Die wahren Macher des Roadshow-Cinema waren Kriminelle, die meisten von ihnen der Cosa Nostra oder Yakuza unterworfen. Aber selbst das ist nichts Neues. Das organisierte Verbrechen verstand es schon immer, die illegalen Bedürfnisse einer intakten, sauberen Gesellschaft diskret zu befriedigen – Prostitution, Alkohol, Drogen…

…und Pornos.

Wenn ich San Francisco Art Institute höre, denke ich an innovative moderne Kunst und gewagte Performances im Zeichen der ausgehenden Flower Power Ära, die langsam beginnt, sich selbst in Frage zu stellen.
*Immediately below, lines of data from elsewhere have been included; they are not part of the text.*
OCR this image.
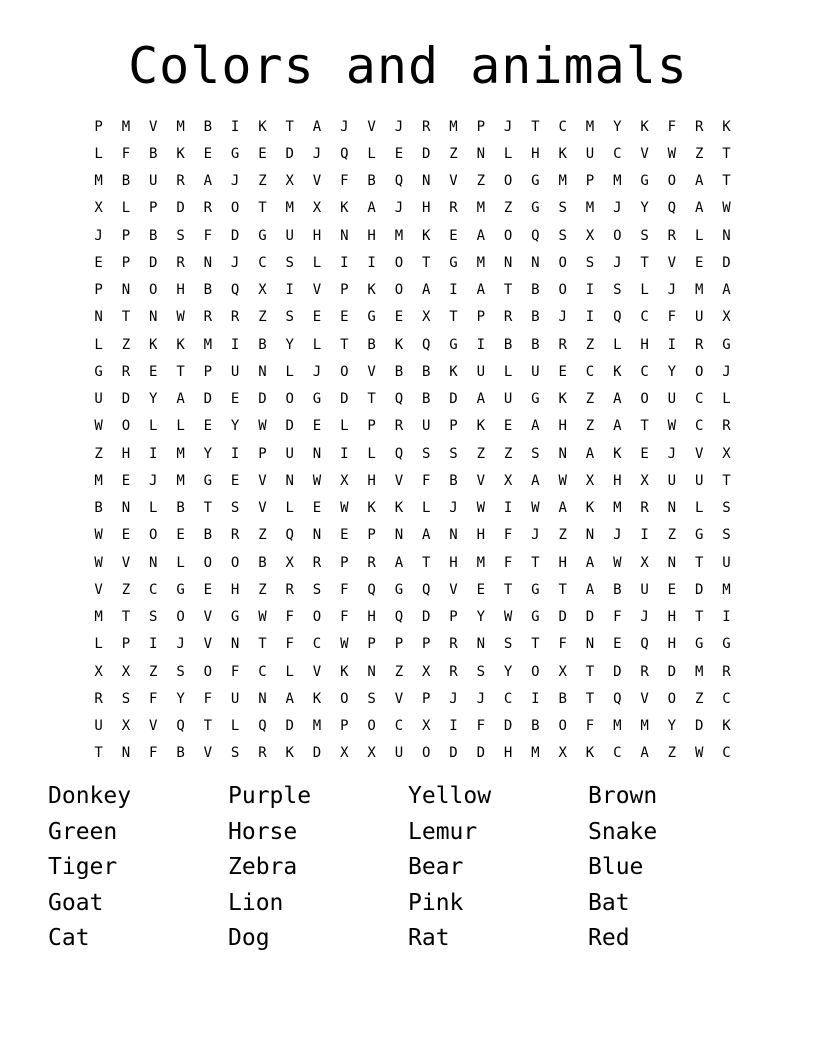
Colors and animals
P	M	V	M	B	I	K	T	A	J	V	J	R	M	P	J	T	C	M	Y	K	F	R	K
L	F	B	K	E	G	E	D	J	Q	L	E	D	Z	N	L	H	K	U	C	V	W	Z	T
M	B	U	R	A	J	Z	X	V	F	B	Q	N	V	Z	O	G	M	P	M	G	O	A	T
X	L	P	D	R	O	T	M	X	K	A	J	H	R	M	Z	G	S	M	J	Y	Q	A	W
J	P	B	S	F	D	G	U	H	N	H	M	K	E	A	O	Q	S	X	O	S	R	L	N
E	P	D	R	N	J	C	S	L	I	I	O	T	G	M	N	N	O	S	J	T	V	E	D
P	N	O	H	B	Q	X	I	V	P	K	O	A	I	A	T	B	O	I	S	L	J	M	A
N	T	N	W	R	R	Z	S	E	E	G	E	X	T	P	R	B	J	I	Q	C	F	U	X
L	Z	K	K	M	I	B	Y	L	T	B	K	Q	G	I	B	B	R	Z	L	H	I	R	G
G	R	E	T	P	U	N	L	J	O	V	B	B	K	U	L	U	E	C	K	C	Y	O	J
U	D	Y	A	D	E	D	O	G	D	T	Q	B	D	A	U	G	K	Z	A	O	U	C	L
W	O	L	L	E	Y	W	D	E	L	P	R	U	P	K	E	A	H	Z	A	T	W	C	R
Z	H	I	M	Y	I	P	U	N	I	L	Q	S	S	Z	Z	S	N	A	K	E	J	V	X
M	E	J	M	G	E	V	N	W	X	H	V	F	B	V	X	A	W	X	H	X	U	U	T
B	N	L	B	T	S	V	L	E	W	K	K	L	J	W	I	W	A	K	M	R	N	L	S
W	E	O	E	B	R	Z	Q	N	E	P	N	A	N	H	F	J	Z	N	J	I	Z	G	S
W	V	N	L	O	O	B	X	R	P	R	A	T	H	M	F	T	H	A	W	X	N	T	U
V	Z	C	G	E	H	Z	R	S	F	Q	G	Q	V	E	T	G	T	A	B	U	E	D	M
M	T	S	O	V	G	W	F	O	F	H	Q	D	P	Y	W	G	D	D	F	J	H	T	I
L	P	I	J	V	N	T	F	C	W	P	P	P	R	N	S	T	F	N	E	Q	H	G	G
X	X	Z	S	O	F	C	L	V	K	N	Z	X	R	S	Y	O	X	T	D	R	D	M	R
R	S	F	Y	F	U	N	A	K	O	S	V	P	J	J	C	I	B	T	Q	V	O	Z	C
U	X	V	Q	T	L	Q	D	M	P	O	C	X	I	F	D	B	O	F	M	M	Y	D	K
T	N	F	B	V	S	R	K	D	X	X	U	O	D	D	H	M	X	K	C	A	Z	W	C
Donkey	Purple	Yellow	Brown
Green	Horse	Lemur	Snake
Tiger	Zebra	Bear	Blue
Goat	Lion	Pink	Bat
Cat	Dog	Rat	Red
Aber Pornos? „Man!“, grinst mich Dennis Nyback, Host des dritten Abends, im Vorbeigehen an und unterstreicht seine Worte mit einer ausschweifenden Geste der linken Hand, „Basically every movie coming out of the San Francisco Art Institute at that time was porno! But they actually were trying hard to make them art!“ Einer der wenigen SFAI-Regisseure der tatsächlich eine erfolgreiche Verbindung aus Kunst und Pornographie zustande brachte war Curt McDowell. Exemplarisch für diese scheinbar unmögliche Konstellation steht sein Thundercrack! (1976) als zweiter Beitrag des Abends auf dem Programm. Schönherr hält seine Einführung zum Films so knapp wie möglich und läßt Thundercrack! für sich selbst sprechen.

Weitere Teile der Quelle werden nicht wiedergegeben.